Difficult Circumstances: An Unsupportive Environment
It comes as no surprise that failing to find the right venue and the right relationships in which to express, develop, and share one’s giftedness can make a gifted individual feel depressed. Without support, a gifted individual can feel that giftedness is more of a liability or disability than a remarkable asset. Is being gifted really worth the hassle?
A Positive Supportive Environment: How Can Support for Giftedness Backfire?
What does come as a surprise is that gifted individuals can develop existential depression in almost ideal circumstances and within relationships with people who “get giftedness” and are eager to provide the special resources necessary for its development.
At first, all kinds of support are welcomed. After a while, however, enthusiastic encouragement can exaggerate a gifted individual’s confusion and self-doubt about what it means to be gifted.
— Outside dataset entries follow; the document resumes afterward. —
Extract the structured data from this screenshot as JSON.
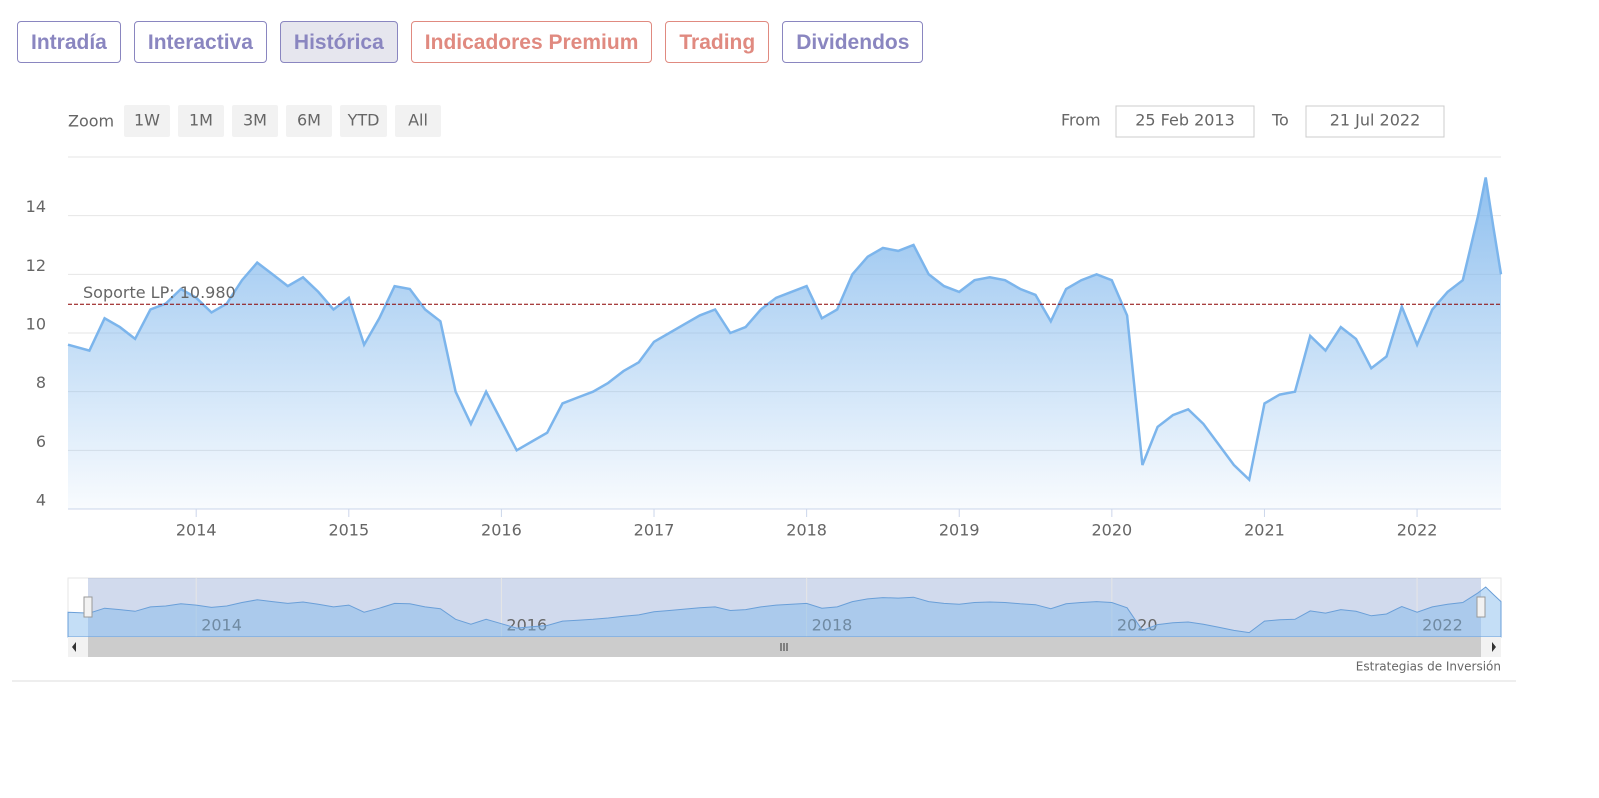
{
  "tabs": [
    "Intradía",
    "Interactiva",
    "Histórica",
    "Indicadores Premium",
    "Trading",
    "Dividendos"
  ],
  "active_tab": 2,
  "zoom": {
    "label": "Zoom",
    "buttons": [
      "1W",
      "1M",
      "3M",
      "6M",
      "YTD",
      "All"
    ],
    "disabled": 5
  },
  "range": {
    "from_label": "From",
    "from": "25 Feb 2013",
    "to_label": "To",
    "to": "21 Jul 2022"
  },
  "credits": "Estrategias de Inversión",
  "chart_data": {
    "type": "line",
    "color": "#7cb5ec",
    "x": [
      2013.16,
      2013.3,
      2013.4,
      2013.5,
      2013.6,
      2013.7,
      2013.8,
      2013.9,
      2014.0,
      2014.1,
      2014.2,
      2014.3,
      2014.4,
      2014.5,
      2014.6,
      2014.7,
      2014.8,
      2014.9,
      2015.0,
      2015.1,
      2015.2,
      2015.3,
      2015.4,
      2015.5,
      2015.6,
      2015.7,
      2015.8,
      2015.9,
      2016.0,
      2016.1,
      2016.2,
      2016.3,
      2016.4,
      2016.5,
      2016.6,
      2016.7,
      2016.8,
      2016.9,
      2017.0,
      2017.1,
      2017.2,
      2017.3,
      2017.4,
      2017.5,
      2017.6,
      2017.7,
      2017.8,
      2017.9,
      2018.0,
      2018.1,
      2018.2,
      2018.3,
      2018.4,
      2018.5,
      2018.6,
      2018.7,
      2018.8,
      2018.9,
      2019.0,
      2019.1,
      2019.2,
      2019.3,
      2019.4,
      2019.5,
      2019.6,
      2019.7,
      2019.8,
      2019.9,
      2020.0,
      2020.1,
      2020.2,
      2020.3,
      2020.4,
      2020.5,
      2020.6,
      2020.7,
      2020.8,
      2020.9,
      2021.0,
      2021.1,
      2021.2,
      2021.3,
      2021.4,
      2021.5,
      2021.6,
      2021.7,
      2021.8,
      2021.9,
      2022.0,
      2022.1,
      2022.2,
      2022.3,
      2022.4,
      2022.45,
      2022.5,
      2022.55
    ],
    "values": [
      9.6,
      9.4,
      10.5,
      10.2,
      9.8,
      10.8,
      11.0,
      11.5,
      11.2,
      10.7,
      11.0,
      11.8,
      12.4,
      12.0,
      11.6,
      11.9,
      11.4,
      10.8,
      11.2,
      9.6,
      10.5,
      11.6,
      11.5,
      10.8,
      10.4,
      8.0,
      6.9,
      8.0,
      7.0,
      6.0,
      6.3,
      6.6,
      7.6,
      7.8,
      8.0,
      8.3,
      8.7,
      9.0,
      9.7,
      10.0,
      10.3,
      10.6,
      10.8,
      10.0,
      10.2,
      10.8,
      11.2,
      11.4,
      11.6,
      10.5,
      10.8,
      12.0,
      12.6,
      12.9,
      12.8,
      13.0,
      12.0,
      11.6,
      11.4,
      11.8,
      11.9,
      11.8,
      11.5,
      11.3,
      10.4,
      11.5,
      11.8,
      12.0,
      11.8,
      10.6,
      5.5,
      6.8,
      7.2,
      7.4,
      6.9,
      6.2,
      5.5,
      5.0,
      7.6,
      7.9,
      8.0,
      9.9,
      9.4,
      10.2,
      9.8,
      8.8,
      9.2,
      10.9,
      9.6,
      10.8,
      11.4,
      11.8,
      14.0,
      15.3,
      13.6,
      12.0
    ],
    "xlim": [
      2013.16,
      2022.55
    ],
    "xticks": [
      2014,
      2015,
      2016,
      2017,
      2018,
      2019,
      2020,
      2021,
      2022
    ],
    "ylim": [
      4,
      16
    ],
    "yticks": [
      4,
      6,
      8,
      10,
      12,
      14
    ],
    "grid": true,
    "plot_line": {
      "value": 10.98,
      "label": "Soporte LP: 10.980",
      "color": "#8b0000"
    },
    "navigator_xticks": [
      2014,
      2016,
      2018,
      2020,
      2022
    ]
  }
}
It can make a gifted individual feel obligated to fully embrace their giftedness well before they are ready to integrate it into the other parts of their personality.
Praise often feels unwarranted. Others believe amazing accomplishments must be the endpoint of an arduous, multi-layered, complex intellectual process. However, when they can be coaxed into doing so, many gifted individuals describe their process of discovery and invention as a rather effortless, straightforward one – more automatic than hard and tortured. Some gifted individuals have described the process as a strange “visitation” – a “not me experience” that came from an external brain or simply tumbled out of their imagination. They feel the same about uncanny physical abilities: they don’t know where they came from, they are just there, requiring little effort.